Fenway Turns 100, Accept No Substitutes

facebooktwitterreddit

Every real baseball fan loves their team. Not every real baseball fans loves their baseball stadium. Therein lies a critical difference in a single word. Football is played in a stadium: War Memorial Stadium, Gillette Stadium, Met Life Stadium, Cowboys Stadium.

Baseball is designed to be played in a park or a field. When you think about some of baseball’s greatest venues – Comisky Park, Wrigley Field, Oriole Park at Camden Yards, and more recently Comerica Park – the lines of distinction between stadium and park or field are drawn in ever-sharper relief. The exception to the rule is Tampa Bay’s Tropicana Field, an abomination beyond imagination made all the more absurd by assigning the name “field” to a sterile, heartless monstrosity.

Fans in the Bronx can take me to task for similarly lumping Yankee Stadium into the same also ran runners up to baseball royalty. Don’t get me wrong, Yankee Stadium is a shrine – as much as red Sox fans don’t want to admit it – to excellence and winning. But Yankee Stadium is the second incarnation; something that got blown up, torn down and built again across the street. That doesn’t count.

"Then there’s Fenway Park; the cornerstone of baseball’s foundation. One hundred years old this year. The crown jewel in baseball’s field of diamonds. Fenway is an epic story of the structure, the connection with it fans, the rise, decline, fall and rebirth of a great park and franchise."

Fenway Park opened April 20, 1912. That day they defeated the New York Highlanders – who the next year would become the New York Yankees – 7, 6 in 11 innings. They were knocked out of the headlines the next day when news of the Titanic’s sinking on April 14-15 eventually reached America’s newspapers. The team went on become baseball’s first dynasty, winning the World Championship in the inaugural Fenway season of 1912 and, in rapid succession, championships in 1915, 1916 and 1918. That run came to a screeching halt when the Sox dealt Babe Ruth to the Yankees during the 1919-1920 offseason.

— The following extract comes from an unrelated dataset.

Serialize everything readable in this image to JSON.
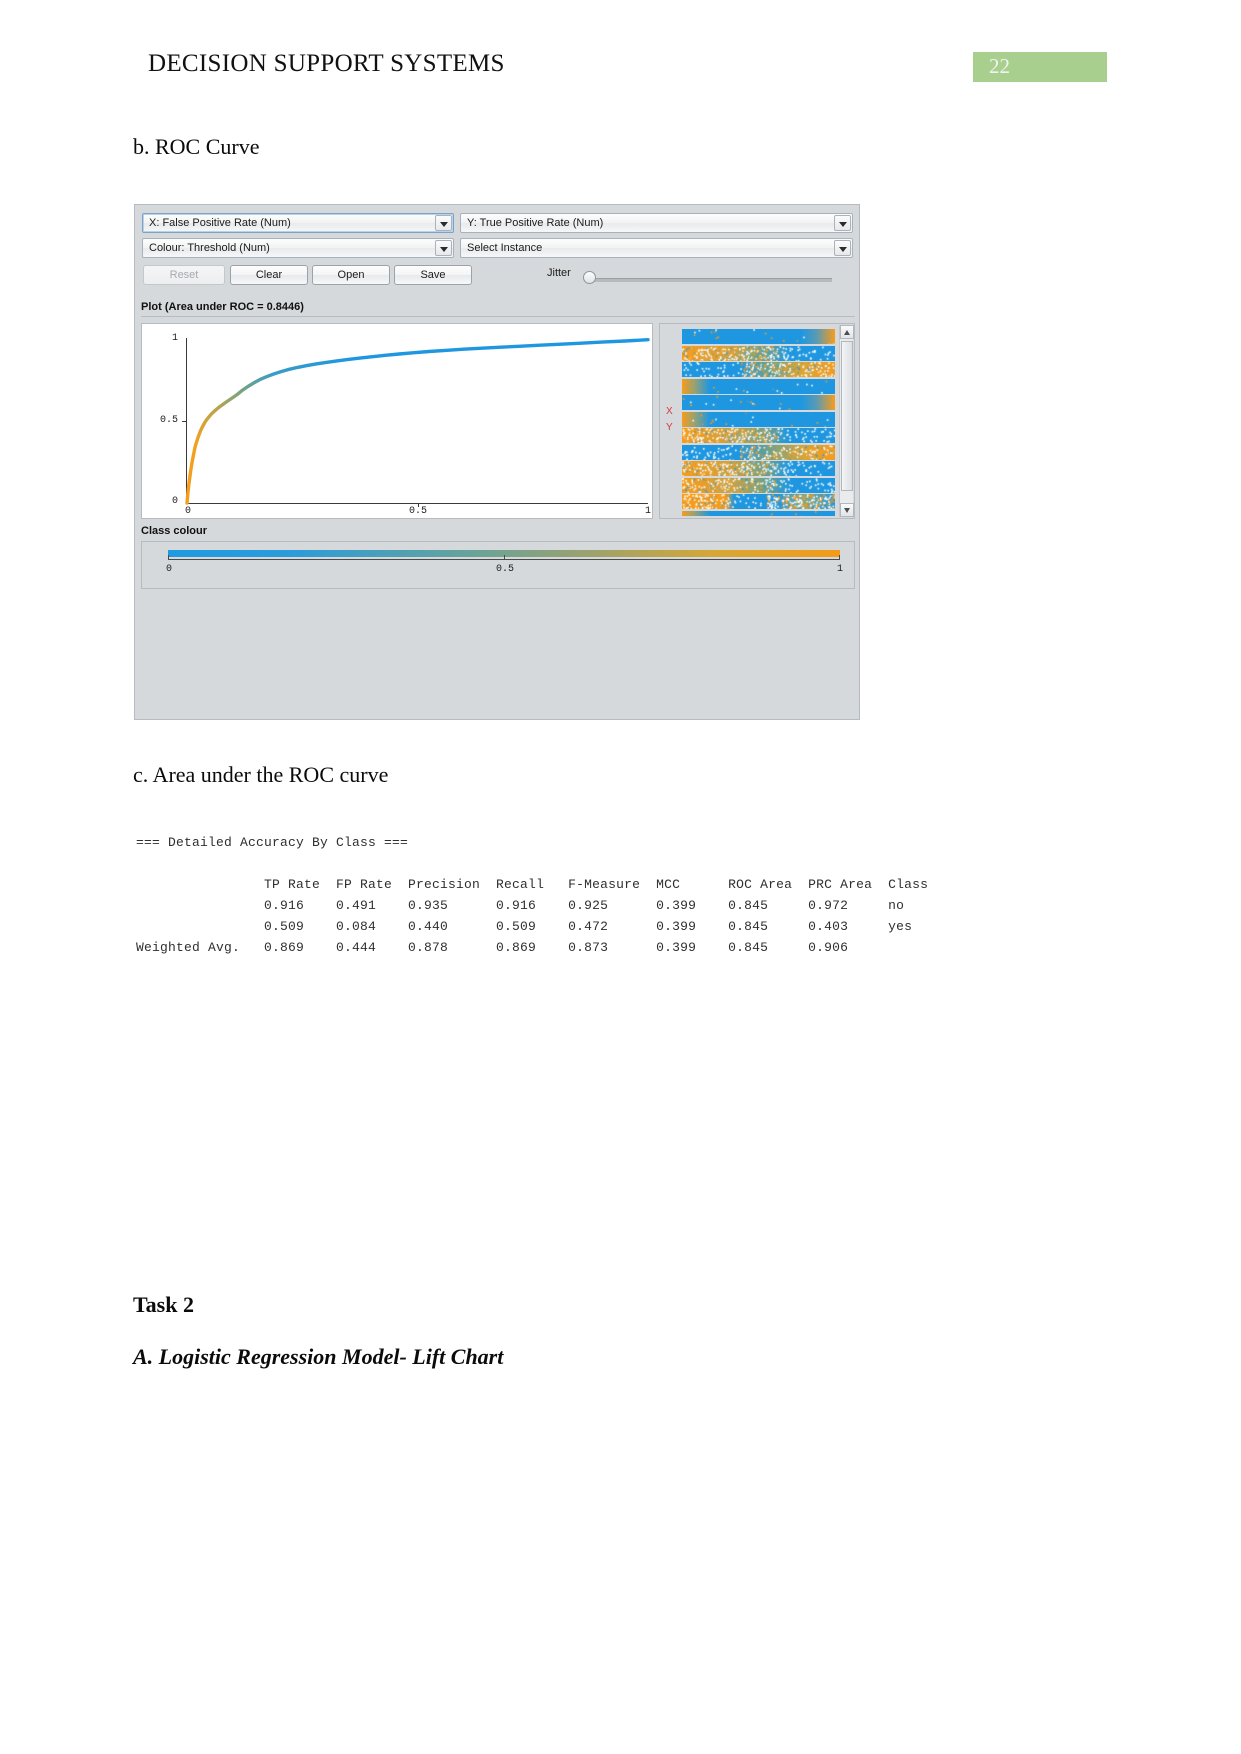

For nearly the next 86 years the fortunes of the team and, in close parallel, the park were a source of both agony and ecstasy – mostly agony. While Boston made World Series appearances in 1946, 1967, 1975 and 1986 – each time losing in seven games – the team could never put a season over the top and bring home the brass. Little did Tom and Jean Yawkey know when he bought the team in 1933 after an abysmal 111-loss season that they would own the Red Sox for 44 years and still never see a championship.

After two Yawkey financed renovations – one immediately following a fire that destroyed much of the original renovation – the ballpark and team fell into serious disrepair. Near miss seasons paired with wretched campaigns were exacerbated by the continuing stain of racism. Boston was the last team in the Majors to integrate when Pumpsie Green pinch ran and hit a triple in his first at bat at Fenway in a 2-1 loss to the White Sox in 1959, fully 12 years after Jackie Robinson broke the color barrier in 1947 with the Dodgers after he tried out in Boston and Sox management snubbed him. By the 1960’s, The Old Towne Team’s magic had largely diminished. Ted Williams was at the end of his career and the team was simply awful. For two games in a row in 1965, the paid attendance at Fenway was 500 per game.

The Impossible Dream Season of 1967 stirred old passions and Boston fans responded to a rejuvenated team who the year before has finished dead last in their division. It was a dizzy run that nevertheless ended, as usual, in despair as the Sox were mowed down three times by Bob Gibson and lost the series 4-3.

"Although the Sox and Fenway Park had it’s moments in the 70s and 80s, Boston would not return to the World Series again until 2004, eventually winning it all in a wild orgy of emotional outpouring by both fans and players alike."

Laying that groundwork were current owners John W. Henry, Tom Werner and partner Larry Lucchino, who formed New England Sports Ventures in 2002, bought the Red Sox and set about not only restoring the team but Fenway as well. New drainage systems, Green Monster seats (just looked up from Lansdowne Street to see an architectural masterpiece), additional right field seating, a new third base deck, new plumbing and bathrooms and dozens of other enhancements are just a few of the thoughtful strokes that make Fenway a thoroughly modern ballpark that still evokes deep history.

The old park of Duffy’s Cliff, the Green Monster (replete with Tom and Jean Yawkey’s initials written vertically in Morse code on the wall), the Triangle, Williamsburg (Boston’s right field bullpens erected by Yawkey after Ted Williams’ rookie season that brought the fence in another 23 feet for Boston’s left-handed slugger), the Pesky Pole, the Fisk Pole (so dedicated in 2005 to commemorate Carlton Fisk’s dramatic game six wining home run in the series against the Cincinnati Reds) is 100. It’s celebrated this month in the excellent PBS special, Inside Fenway Park: An Icon at 100.

After all that, there’s just one thing to say. Play ball!